For more information on Jinnet Briggs Fowles, Ph.D., and a list of selected publications please see: http://www.parknicollet.com/Institute/


Spotlight on Grantee Publication

Susan Bartlett Foote, J.D., M.A., an associate professor in the Division of Health Services Research and Policy at the University of Minnesota, is the co-author of an article that appears as an online early publication, and will be published in HSR, titled “Rules for Medical Markets: The Impact of Medicare Contractors on Coverage Policies.”  The article details HCFO sponsored research examining Medicare’s local contractors’ role in medical markets and nationally consistent payment rules. 

Current HCFO grantee publications and recent grant findings will be regularly featured in the results section of our Web site


 


New Data Available for Researchers

New Data Available for Researchers

New data from the National Center for Health Statistics (NCHS) on health insurance coverage is available for use. Last month, NCHS published "Health Insurance Coverage: Estimates from the National Health Interview Survey, January-September 2005." The report presents three key measures of health insurance coverage: persons who currently lack coverage; persons uninsured at any point in time in the previous year; and, persons who have experienced lack of coverage for more than one year. In the first three quarters of 2005, 14.1 percent of persons were uninsured at the time of the interview, 17.7 percent had been uninsured for some part of the previous year, and 10.1 percent had been uninsured for more than a year.

NCHS publishes each of these estimates quarterly, within six months of the close of each quarter.
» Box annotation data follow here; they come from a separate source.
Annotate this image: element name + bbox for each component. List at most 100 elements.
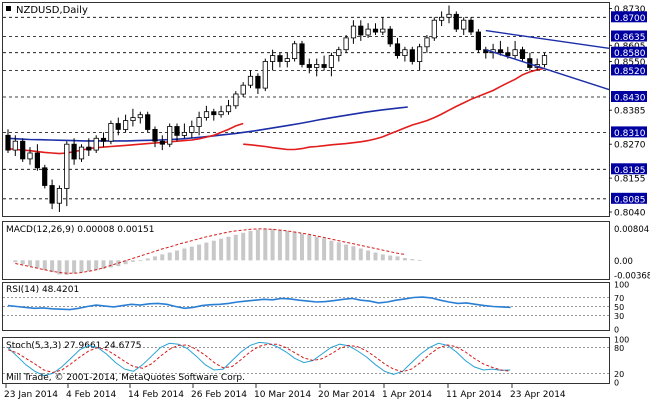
candle-body-bull bbox=[344, 38, 348, 50]
candle-body-bear bbox=[454, 14, 458, 29]
macd-bar bbox=[396, 256, 400, 260]
candle-body-bull bbox=[226, 106, 230, 112]
macd-bar bbox=[153, 256, 157, 260]
candle bbox=[263, 59, 267, 92]
x-tick-label: 23 Jan 2014 bbox=[4, 390, 58, 400]
level-label: 0.8635 bbox=[614, 33, 646, 43]
candle-body-bear bbox=[476, 32, 480, 50]
candle bbox=[388, 26, 392, 47]
candle-body-bull bbox=[94, 138, 98, 150]
candle-body-bull bbox=[138, 115, 142, 118]
candle bbox=[94, 135, 98, 153]
x-tick-label: 1 Apr 2014 bbox=[382, 390, 432, 400]
macd-bar bbox=[337, 242, 341, 260]
candle-body-bull bbox=[197, 118, 201, 127]
candle-body-bull bbox=[79, 147, 83, 159]
candle-body-bull bbox=[57, 188, 61, 203]
candle-body-bear bbox=[300, 44, 304, 65]
candle-body-bear bbox=[307, 65, 311, 68]
candle-body-bull bbox=[248, 76, 252, 85]
candle-body-bull bbox=[123, 121, 127, 130]
candle-body-bear bbox=[43, 168, 47, 186]
candle-body-bear bbox=[101, 138, 105, 141]
price-tick-label: 0.8040 bbox=[614, 209, 646, 219]
macd-bar bbox=[271, 229, 275, 260]
candle-body-bull bbox=[234, 94, 238, 106]
candle bbox=[344, 35, 348, 53]
macd-bar bbox=[43, 260, 47, 270]
x-tick-label: 26 Feb 2014 bbox=[191, 390, 247, 400]
macd-bar bbox=[307, 235, 311, 260]
candle bbox=[469, 17, 473, 35]
candle-body-bear bbox=[520, 50, 524, 59]
macd-bar bbox=[35, 260, 39, 268]
candle-body-bear bbox=[116, 124, 120, 130]
candle-body-bull bbox=[270, 56, 274, 62]
macd-bar bbox=[227, 237, 231, 261]
macd-bar bbox=[160, 254, 164, 260]
candle-body-bull bbox=[513, 50, 517, 56]
stoch-tick-label: 80 bbox=[614, 344, 624, 353]
candle-body-bull bbox=[263, 62, 267, 89]
price-tick-label: 0.8270 bbox=[614, 141, 646, 151]
macd-bar bbox=[197, 245, 201, 261]
macd-bar bbox=[315, 237, 319, 261]
candle-body-bear bbox=[359, 26, 363, 35]
macd-bar bbox=[13, 260, 17, 262]
macd-bar bbox=[146, 258, 150, 260]
candle-body-bull bbox=[329, 56, 333, 68]
macd-bar bbox=[374, 253, 378, 261]
candle-body-bull bbox=[439, 17, 443, 20]
macd-bar bbox=[204, 243, 208, 261]
chart-title: NZDUSD,Daily bbox=[6, 5, 88, 16]
stoch-title: Stoch(5,3,3) 27.9661 24.6775 bbox=[6, 341, 141, 351]
macd-bar bbox=[168, 253, 172, 261]
x-tick-label: 23 Apr 2014 bbox=[510, 390, 566, 400]
candle-body-bull bbox=[168, 127, 172, 145]
macd-bar bbox=[212, 241, 216, 261]
candle bbox=[146, 112, 150, 133]
macd-bar bbox=[300, 234, 304, 261]
candle-body-bull bbox=[204, 112, 208, 118]
candle-body-bear bbox=[212, 112, 216, 115]
macd-bar bbox=[263, 229, 267, 260]
candle-body-bull bbox=[241, 85, 245, 94]
candle-body-bear bbox=[395, 44, 399, 56]
candle-body-bull bbox=[28, 153, 32, 159]
x-tick-label: 11 Apr 2014 bbox=[446, 390, 502, 400]
candle bbox=[410, 47, 414, 65]
candle-body-bear bbox=[87, 147, 91, 150]
candle-body-bull bbox=[542, 56, 546, 65]
candle-body-bull bbox=[285, 59, 289, 62]
level-label: 0.8085 bbox=[614, 195, 646, 205]
candle-body-bull bbox=[425, 38, 429, 47]
candle bbox=[168, 124, 172, 148]
candle-body-bull bbox=[337, 50, 341, 56]
candle-body-bear bbox=[410, 50, 414, 62]
candle-body-bear bbox=[50, 186, 54, 204]
macd-bar bbox=[65, 260, 69, 275]
candle-body-bull bbox=[381, 29, 385, 32]
watermark: Mill Trade, © 2001-2014, MetaQuotes Soft… bbox=[6, 373, 245, 383]
macd-bar bbox=[329, 241, 333, 261]
candle-body-bear bbox=[72, 144, 76, 159]
candle-body-bear bbox=[21, 141, 25, 159]
candle-body-bear bbox=[322, 65, 326, 68]
macd-tick-label: 0.00 bbox=[614, 257, 633, 267]
macd-bar bbox=[28, 260, 32, 266]
candle-body-bull bbox=[366, 29, 370, 35]
candle-body-bear bbox=[498, 50, 502, 53]
candle-body-bull bbox=[292, 44, 296, 59]
candle-body-bull bbox=[190, 127, 194, 133]
stoch-tick-label: 0 bbox=[614, 379, 619, 388]
macd-bar bbox=[278, 230, 282, 261]
macd-bar bbox=[94, 260, 98, 270]
rsi-tick-label: 30 bbox=[614, 312, 624, 321]
level-label: 0.8430 bbox=[614, 94, 646, 104]
candle-body-bull bbox=[109, 124, 113, 142]
macd-bar bbox=[50, 260, 54, 272]
candle bbox=[43, 165, 47, 189]
candle bbox=[300, 41, 304, 68]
Complete calendar-year data from the National Health Interview Survey (NHIS) are released during the summer following the end of each data collection year. Currently, users can access calendar year 2004 questionnaires, data and related documentation
on the web at http://www.cdc.gov/nchs/about/major/nhis/quest_data_related_1997_forward.htm. The health insurance segment provides a full range of data items addressing health insurance, including type of health care coverage and managed care arrangements, that can be analyzed in relation to health behaviors, health care access and utilization, poverty status, and a variety of demographic variables.